Weitere wichtige Faktoren nimmt Gernot Pflüger im neunten Kapitel seines Buchs „Erfolg ohne Chef“ auseinander. Der Kapiteltitel lautet treffsicher „Götter oder Götzen“ und es geht ums liebe Geld. Dieser Abschnitt seines Buches ist gerade deshalb so interessant, weil es in seinem Unternehmen ein Einheitsgehalt gibt oder, wie er es bevorzugt nennt, den gleichen Profit vom wirtschaftlichen Erfolg des Unternehmens für alle. Pflüger sagt darin:

„… ist Geld mittlerweile für uns nicht mehr nur ein »geronnenes Leistungsversprechen«, sondern Grundlage für unsere Identifikation und unser Selbstwertgefühl. Bekommt jemand innerhalb des Unternehmens mehr Gehalt als ein Kollege, dann ist er nicht nur der Firma »mehr wert«, sonder er ist auch an sich »mehr wert«.

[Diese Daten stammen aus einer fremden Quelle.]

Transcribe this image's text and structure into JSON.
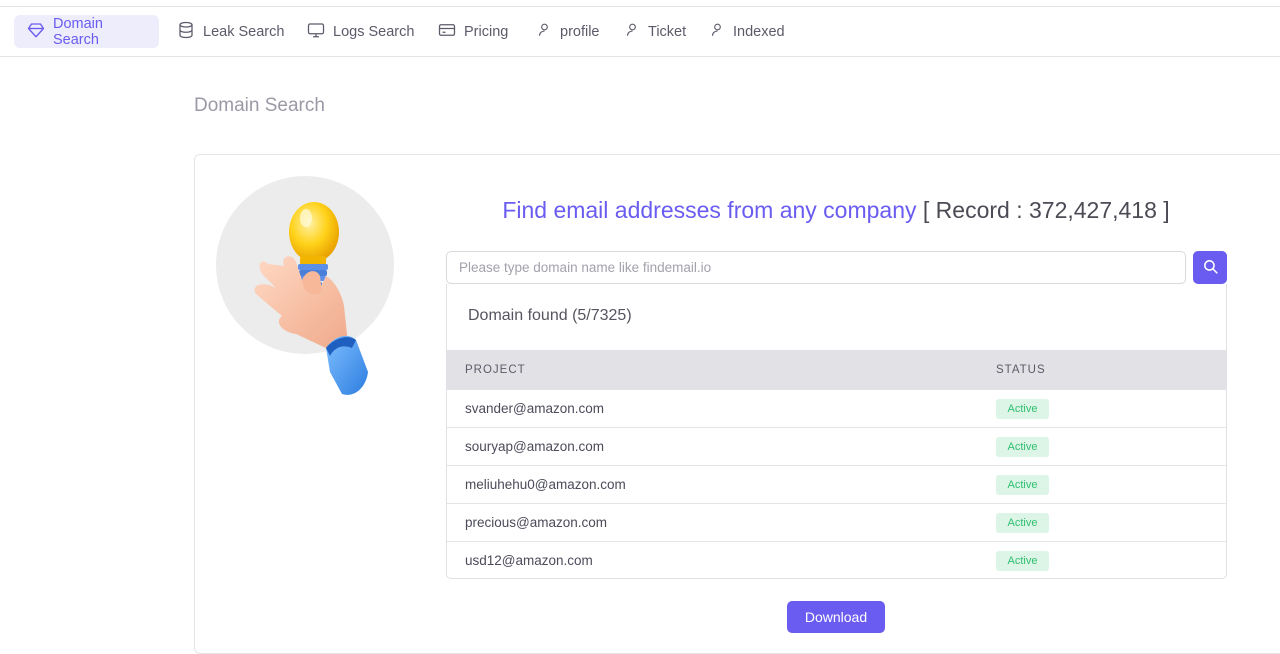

Genau dieser Wertunterschied, der zwischen Managern und den übrigen Menschen im Unternehmen am deutlichsten ist, erodiert konstruktive, kooperative, menschliche, humorvolle und lebensbejahende Unternehmenskulturen. Auch das Totschlagargument: ein Einheitseinkommen ist ungerecht, sticht angesichts der Tatsache kaum, dass jedwedes leistungsabhängige Einkommen den Beweis schuldig bleibt gerechter zu sein.

Leider ist das Wirtschaften an sich kaum als gerecht zu bezeichnen. Wie sonst ist es zu erklären, dass sich der wohl technisch unausgereifteste Tablett-PC am Markt durchsetzt, während seine Konkurrenten schon lange vor ihm verzweifelt versuchten überhaupt einen Kunden zu finden. Oder dass Video 2000 als objektiv durchweg besseres System gegen VHS den Kürzeren gezogen hat? Manager nehmen heutzutage zwar eine Sonderstellung im Unternehmen ein, allerdings keine, die aus der Sicht des Unternehmens wertvoller wäre als alle anderen Mitarbeiter auch. Ein gerüttelt Maß an Demut seitens des Managements auch und gerade, was Gehaltsforderungen angeht, wäre mehr als angebracht.